Cette chronique a initialement été publiée dans le magazine Soixante-quinze.
Le prévenu est muet, autiste, tout à fait estropié par les malheurs, de terribles accidents de la « voie publique ». L’interprète se trouve impuissante : « Il ne parle pas la langue des signes », avise-t-elle le tribunal. Le président : « Ah, c’est embêtant. Bon, est-ce que vous lisez sur les lèvres monsieur ? » Mohamed émet un son aigu et agite la tête. Le président, lentement, résume : « On vous reproche d’avoir volé 1 100 euros et des cartouches de cigarettes, dans un restaurant, dans le 14e arrondissement, en cassant une baie vitrée. » Les faits remontent à 2015, mais les empreintes papillaires relevées ont mis du temps à désigner un suspect. La police le convoque le 22 avril 2016, puis de nouveau le 2 juin et le place en garde à vue. Le jour suivant, le voilà dans le box des comparutions immédiates.
Pour bien se faire comprendre, le président mime les faits. « On vous reproche d’avoir volé », et le voilà qui agrippe des liasses imaginaires avec des doigts crochus. Quand il ne sait pas, il agite ses mains au hasard – ça rend la scène cocasse. L’interprète superflue tente de se rendre utile en répétant les phrases du président.
Mohamed nie frénétiquement. Ses bras tout en circonvolutions spasmodiques heurtent son corps chétif – problèmes de coordination. C’est tout pantelant, bouillonnant, haletant qu’il parvient en ahanant à émettre quelques vains phonèmes auxquels le tribunal se pend de toutes ses forces. « J’ai souvent travaillé dans la restauration », devine-t-on au bout d’un formidable effort d’interprétation. Il est compris, ça le réjouit, il poursuit : « J’habite dans le 14e arrondissement. » C’est dit en petits bruits heurtés. On l’encourage, son avocat se permet une exégèse : « Il dit qu’il aurait très bien pu toucher la vitre en marchant, il ne marche pas très droit, il a du mal à se déplacer et à tourner la tête. » Les policiers lui ont confisqué son collier cervical qu’il doit porter en permanence. Il a mal, se plaint et tient absolument à détailler la myriade de pathologies qui l’affectent. « Le tribunal est saisi de faits, on verra plus tard », objecte le président.

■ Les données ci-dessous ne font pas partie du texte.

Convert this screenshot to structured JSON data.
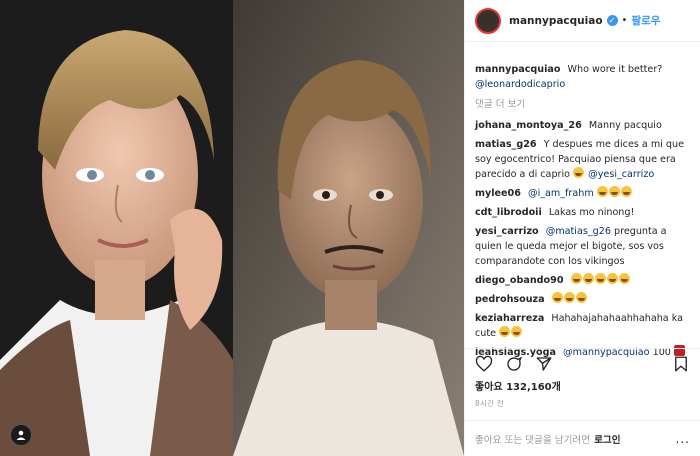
{
  "header": {
    "username": "mannypacquiao",
    "separator": "•",
    "follow_label": "팔로우"
  },
  "caption": {
    "username": "mannypacquiao",
    "text": "Who wore it better?",
    "mention": "@leonardodicaprio"
  },
  "more_comments": "댓글 더 보기",
  "comments": [
    {
      "user": "johana_montoya_26",
      "text": "Manny pacquio"
    },
    {
      "user": "matias_g26",
      "text": "Y despues me dices a mi que soy egocentrico! Pacquiao piensa que era parecido a di caprio",
      "mention": "@yesi_carrizo"
    },
    {
      "user": "mylee06",
      "mention": "@i_am_frahm"
    },
    {
      "user": "cdt_librodoii",
      "text": "Lakas mo ninong!"
    },
    {
      "user": "yesi_carrizo",
      "mention": "@matias_g26",
      "text": "pregunta a quien le queda mejor el bigote, sos vos comparandote con los vikingos"
    },
    {
      "user": "diego_obando90"
    },
    {
      "user": "pedrohsouza"
    },
    {
      "user": "keziaharreza",
      "text": "Hahahajahahaahhahaha ka cute"
    },
    {
      "user": "leahslags.yoga",
      "mention": "@mannypacquiao",
      "text": "100"
    }
  ],
  "likes": "좋아요 132,160개",
  "timestamp": "8시간 전",
  "login_prompt": {
    "text": "좋아요 또는 댓글을 남기려면",
    "link": "로그인",
    "menu": "..."
  },
  "colors": {
    "accent": "#3897f0",
    "text": "#262626",
    "muted": "#999999"
  }
}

Celui-ci n’est pas convaincu de la version de Mohamed, la démarche maladroite, les mains qui se hasardent sur des vitrines. Il reparle des empreintes, et soudain Mohamed s’emballe, retire sa chaussure et la brandit fièrement : « Moi 43 ! Pas 40 ! » Il agite son mocassin, l’air convaincu d’avoir dégainé l’irréfutable preuve matérielle de son absolue innocence. L’assistance, ébaubie, pouffe en silence. « Nous parlons de vos empreintes papillaires, monsieur », coupe le président. Il embraye vite : « Sur cette vidéosurveillance, les policiers vous ont formellement reconnu. » « Non, non ! » s’époumone Mohamed en furieuses onomatopées.

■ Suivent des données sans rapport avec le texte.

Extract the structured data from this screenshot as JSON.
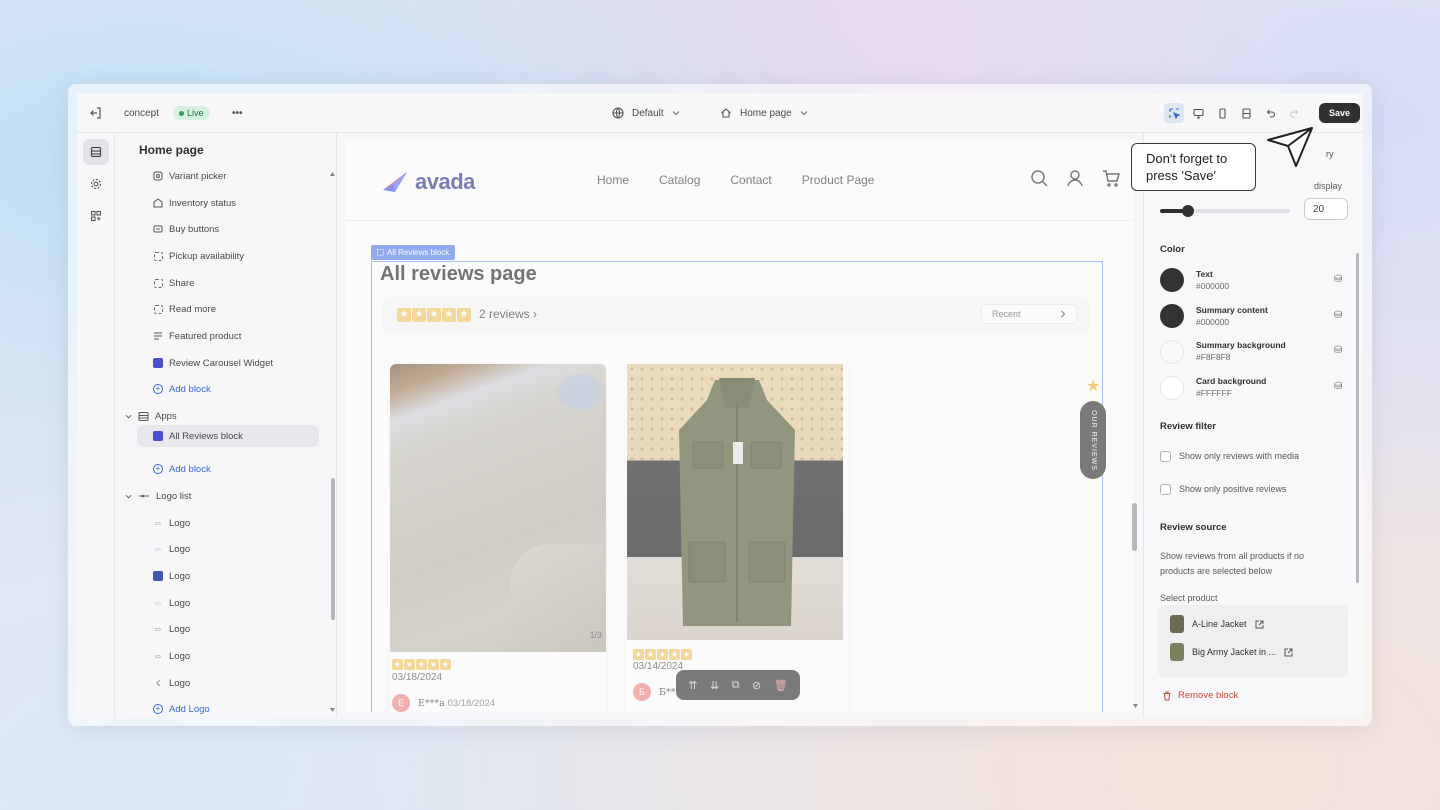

Mohamed, 39 ans, handicapé à 80 %, a peu connu son père, et sa mère souffre de la maladie d’Alzheimer. Il est atteint de dix pathologies, touche 800 euros d’allocations et affiche deux condamnations anciennes et dérisoires à son casier. Ça ne perturbe pas le procureur qui a vu en lui un roublard peu commun : « Il a des attitudes en fonction de la situation. Parfois il répond, parfois il fait l’autiste. Ce matin il était entièrement muet. » Soudain, l’estocade : « Regardez ! Il me fait des signes de tête, donc il entend et comprend ce que je dis. Pourtant je parlais la tête baissée, exprès pour voir. Monsieur utilise son handicap à son avantage ! » Il requiert huit mois, ferme ou avec sursis, à la discrétion du tribunal. L’avocat de Mohamed rappelle que les pathologies de son client sont bien réelles, que son handicap est lourd. « Les faits remontent à plus d’un an, et mon client n’a pas la capacité de casser une vitre. Il a très bien pu la toucher accidentellement. » Minuscule et fragile derrière sa vitre, Mohamed opine. Il est condamné à huit mois de prison avec sursis.